Stylistic Classification of the English Vocabulary



In the English vocabulary words may be stylistically marked or neutral.

Stylistically marked words are divided into formal and informal. Formal words belong to the literary stylistic layer. Informal words belong to non-literary stylistic layer. This is binary opposition.

Stylistically formal vocabulary we may see in books, magazines, hear it in public lectures, announces, in official talks. Usually such types of communication are reduced to monologues, addressed by one person to many and often prepared in advance. The informal vocabulary is used in personal, two-way, everyday communication. Neutral words make up the core of the English vocabulary. They denote everyday concepts.

Literary bookish words are divided into several groups:

1. Terms. They are any word or word group which is used to name a notion, characteristic of some special field of knowledge. Terms follow several requirements:

a) they must be monosemantic, polysemy is a drawback (figurative meanings are also undesirable, however, in some contexts terms can acquire them);

b) they must be independent of the context.

Every field of science has its own set of terms. However, they may be borrowed from other fields of science. Terms may be formed as a way of ellipse, clipping and abbreviation. They may combine forms of Latin and Greek. Terms may be popular (known to the public at large) or they may be used exclusively within a profession.
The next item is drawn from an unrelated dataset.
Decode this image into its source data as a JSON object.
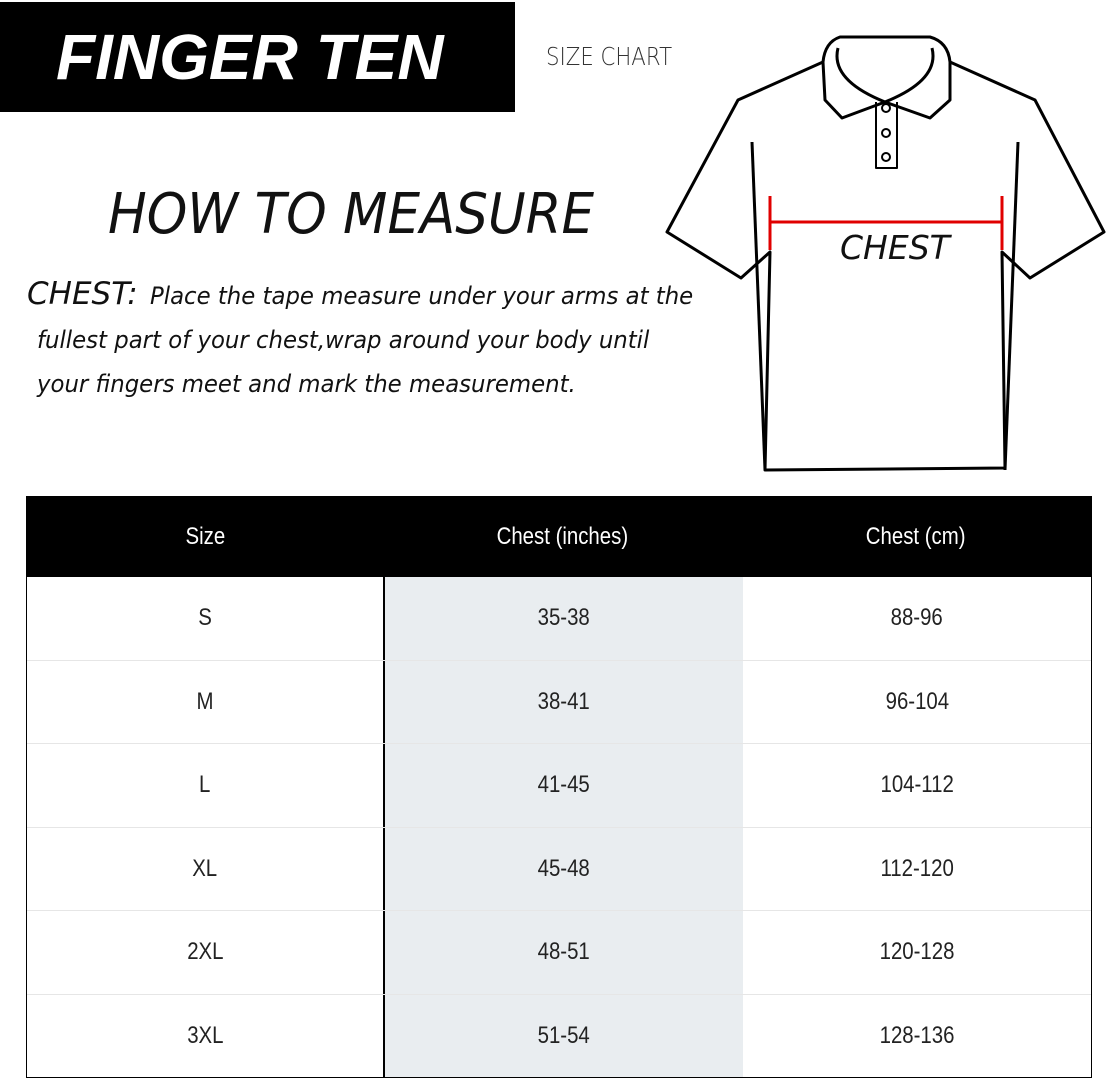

2. Learned words. To such words we refer a considerable proportion of the vocabulary, found in texts on some specific problem. The learned vocabulary comprises of archaic connectives (hereby, partake). There are some set expressions: as follows, in terms of.

3. Archaisms. They are words which were once common, but now replaced by synonyms and fell out of usage. Archaisms are divided into several groups:

a) archaisms proper (they are obsolete words that dropped from the language);

b) historisms (they denote concepts and phenomena that have gone out of use. They name social relations, institutions and different objects of cultural past. For example, gig, phaeton, bloomers. Many words remain in the vocabulary in their figurative meaning);

c) morphological archaisms (they are archaic forms of non-archaic words);

d) poetisms (they are archaic words used in poetry and sometimes in prose to create elevated atmosphere);

4. Barbarisms. They are words from other languages used by English people in conversation or in writing, but not assimilated in any way for which they have correspondent English equivalents. They are facts of the language and are fixed in dictionaries.

5. Foreignisms. They are words of foreign origin that have not been assimilated into the English language, but they do not belong to the word-stock of the English language. They are not registered in dictionaries.

6. Neologisms. They are newly coined words or phrases, new meanings of already existing words or words borrowed from other languages. Neologisms are created for new things, irrespective of their scale of importance. While speaking about neologisms one must regard time: they refer to the present time only.

A subtype of neologisms is nonce words. They are situational neologisms coined for some occasion. They are individual neologisms created after the existing word-building pattern for stylistic purpose and having value for a given text.

Words of non-literary layer:

1. Colloquialisms. They are divided into:

a) literary colloquial (they denote the vocabulary of educated people in the course of ordinary conversation or when writing letters to intimate friends);

b) familiar colloquial (they are more emotional and colorful than literary colloquial);

c) low colloquial (this term is used for illiterate popular speech).

2. Slang. They are expressive, mainly ironic words serving to create fresh names for some things. They are not facts of Standard English. For example, the word loaf is a slang name for a head.

3. Vulgarisms. They are divided into vulgarisms proper and trite vulgarisms. Vulgarisms proper are very rude words used to insult or humiliate. Trite vulgarisms have lost their shocking power and moved closer to colloquial words.

4. Jargonisms. They are subdivided into professional and social. Professional jargonisms are used within groups joined by professional interests (tinned fish is jargonism for submarine). Social jargonisms are used within social or age groups (for example, in criminal circles book is a life sentence).

5. Dialectical words. They are words and expressions used by common people in certain regions of a country, suggestive of the origin and educational and cultural standard of the speaker.